Parrish appreciates what he discovers on each of his trips, but extreme travel can be quite difficult. It took him five attempts before he successfully completed a visit to the British Indian Ocean Territory (BIOT), the last destination he had left on the TCC list, in 2017. BIOT, a group of islands that are United Kingdom territory, has no permanent civilian residents, and travelers must secure a license to visit.

When he traveled to Marion Island, where it rains 320 days per year and has such strong winds no trees can grow, the trip there took nine days (filled with seasickness) on a small charter ship with only four travelers and four crew members. He said “after three glorious days hiking the island, seeing penguins and conversing with the staff, the return trip was eight days.”

Parrish is no stranger to nautical travel – he said he “may have spent something close to a year on ships” – but he acknowledged the best-laid plans may be foiled if the only way to make land is by sea, and wind or water conditions are uncooperative. For example, he failed to make a landing on Bouvet Island, a sub-Antarctic volcanic island in the South Atlantic Ocean.

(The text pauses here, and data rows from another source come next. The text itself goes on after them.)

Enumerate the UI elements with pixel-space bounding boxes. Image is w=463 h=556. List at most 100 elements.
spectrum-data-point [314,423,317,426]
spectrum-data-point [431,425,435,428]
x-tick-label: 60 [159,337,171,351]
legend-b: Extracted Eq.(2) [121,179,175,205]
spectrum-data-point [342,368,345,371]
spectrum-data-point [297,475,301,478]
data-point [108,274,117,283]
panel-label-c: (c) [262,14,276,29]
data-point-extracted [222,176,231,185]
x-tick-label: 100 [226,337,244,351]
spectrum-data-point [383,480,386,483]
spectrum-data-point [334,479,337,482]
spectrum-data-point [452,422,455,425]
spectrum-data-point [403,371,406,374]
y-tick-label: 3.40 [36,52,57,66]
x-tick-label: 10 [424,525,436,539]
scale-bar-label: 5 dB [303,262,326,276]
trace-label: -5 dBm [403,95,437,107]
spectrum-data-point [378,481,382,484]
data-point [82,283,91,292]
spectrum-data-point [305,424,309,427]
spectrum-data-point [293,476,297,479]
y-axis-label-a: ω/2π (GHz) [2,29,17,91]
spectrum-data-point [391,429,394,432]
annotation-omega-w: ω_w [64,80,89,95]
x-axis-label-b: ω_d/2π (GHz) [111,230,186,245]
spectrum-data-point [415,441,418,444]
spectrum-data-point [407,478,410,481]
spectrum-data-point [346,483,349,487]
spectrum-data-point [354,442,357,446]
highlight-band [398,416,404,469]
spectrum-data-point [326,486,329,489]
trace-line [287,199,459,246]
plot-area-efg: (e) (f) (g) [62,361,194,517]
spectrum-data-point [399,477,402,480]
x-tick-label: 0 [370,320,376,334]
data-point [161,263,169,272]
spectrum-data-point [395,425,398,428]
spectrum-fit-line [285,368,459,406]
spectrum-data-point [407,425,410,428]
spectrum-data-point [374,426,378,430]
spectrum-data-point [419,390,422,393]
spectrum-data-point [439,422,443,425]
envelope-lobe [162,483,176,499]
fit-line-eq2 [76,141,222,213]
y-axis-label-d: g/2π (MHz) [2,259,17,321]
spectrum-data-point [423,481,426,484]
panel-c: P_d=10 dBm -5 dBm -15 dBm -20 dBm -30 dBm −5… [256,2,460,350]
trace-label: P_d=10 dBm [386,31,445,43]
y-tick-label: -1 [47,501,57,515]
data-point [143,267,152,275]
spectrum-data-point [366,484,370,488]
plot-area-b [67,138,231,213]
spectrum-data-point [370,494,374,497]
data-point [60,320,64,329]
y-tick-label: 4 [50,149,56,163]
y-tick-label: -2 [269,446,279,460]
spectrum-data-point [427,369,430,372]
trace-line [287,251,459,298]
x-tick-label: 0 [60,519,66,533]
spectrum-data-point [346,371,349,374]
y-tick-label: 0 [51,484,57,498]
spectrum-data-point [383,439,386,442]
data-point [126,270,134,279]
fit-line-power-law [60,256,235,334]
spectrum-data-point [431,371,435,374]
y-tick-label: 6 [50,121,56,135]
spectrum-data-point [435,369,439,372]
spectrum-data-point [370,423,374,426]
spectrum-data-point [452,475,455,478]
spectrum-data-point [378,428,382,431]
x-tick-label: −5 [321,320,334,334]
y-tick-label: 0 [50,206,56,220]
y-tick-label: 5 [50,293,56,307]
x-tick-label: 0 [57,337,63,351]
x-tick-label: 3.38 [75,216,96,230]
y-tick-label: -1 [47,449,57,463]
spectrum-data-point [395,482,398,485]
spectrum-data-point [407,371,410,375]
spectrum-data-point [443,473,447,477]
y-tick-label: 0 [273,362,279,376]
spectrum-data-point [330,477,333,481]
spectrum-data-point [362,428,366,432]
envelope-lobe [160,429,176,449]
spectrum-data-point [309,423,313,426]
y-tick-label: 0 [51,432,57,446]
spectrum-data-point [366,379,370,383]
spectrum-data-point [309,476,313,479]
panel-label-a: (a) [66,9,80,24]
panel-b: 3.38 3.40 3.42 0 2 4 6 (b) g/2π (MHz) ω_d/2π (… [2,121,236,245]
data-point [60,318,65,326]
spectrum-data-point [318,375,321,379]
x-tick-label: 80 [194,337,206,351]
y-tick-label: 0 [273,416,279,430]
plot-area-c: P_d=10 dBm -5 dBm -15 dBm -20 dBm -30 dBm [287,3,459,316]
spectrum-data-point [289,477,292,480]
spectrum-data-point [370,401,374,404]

A descendent of five Mayflower passengers, Parrish’s zest for travel may be hereditary. He received his first passport in 1965 and is currently on his 15th, with no travel regrets. While the pandemic briefly interrupted travel, Parrish is back to his usual jet-setting, and he is not excessively worried about his next destination. “But COVID is still an issue, and the war in Europe restricts travel,” he said. “You can think of everything that can go wrong, or you can say, ‘I’m still going to go for it where I can.’”

For additional information about Parrish and his travels as well as about the three scholarships he founded and more, visit donparrish.com. ■

DON PARRISH’S TOP 5 TIPS

to take travel to the next level

1Do area planning. If you go to a region, visit multiple countries and as many World Heritage Sites as possible. For some specific World Heritage Sites in and beyond the United States, visit www.donparrish.com/UNWorldHeritageVisits.html.

2 With a “safe” trip, like a cruise in the Caribbean or visit to Hawaii, try an adventure like ziplining, hang gliding, or taking a hot air balloon ride.

3 Make a trip to a foreign city more adventurous by taking random walks. Challenge yourself by trying to find the way back to your hotel (but always have a card from your hotel to show a taxi driver just in case you get lost).

4Strike up conversation. Try out that foreign language you studied to get directions. Sometimes this will result in making friends and really learning more about that place. Also, ask other travelers what they have enjoyed seeing in that city that you should not miss. “Once, on a plane, I went down the aisle and asked, ‘What should I see here?’”

5Remember, people can get killed taking chances, so just don’t be stupid. “In my early twenties, I did some free rock-climbing, and I had one fall of 8 or 10 feet. I could have missed that ledge and fallen another 60 feet.”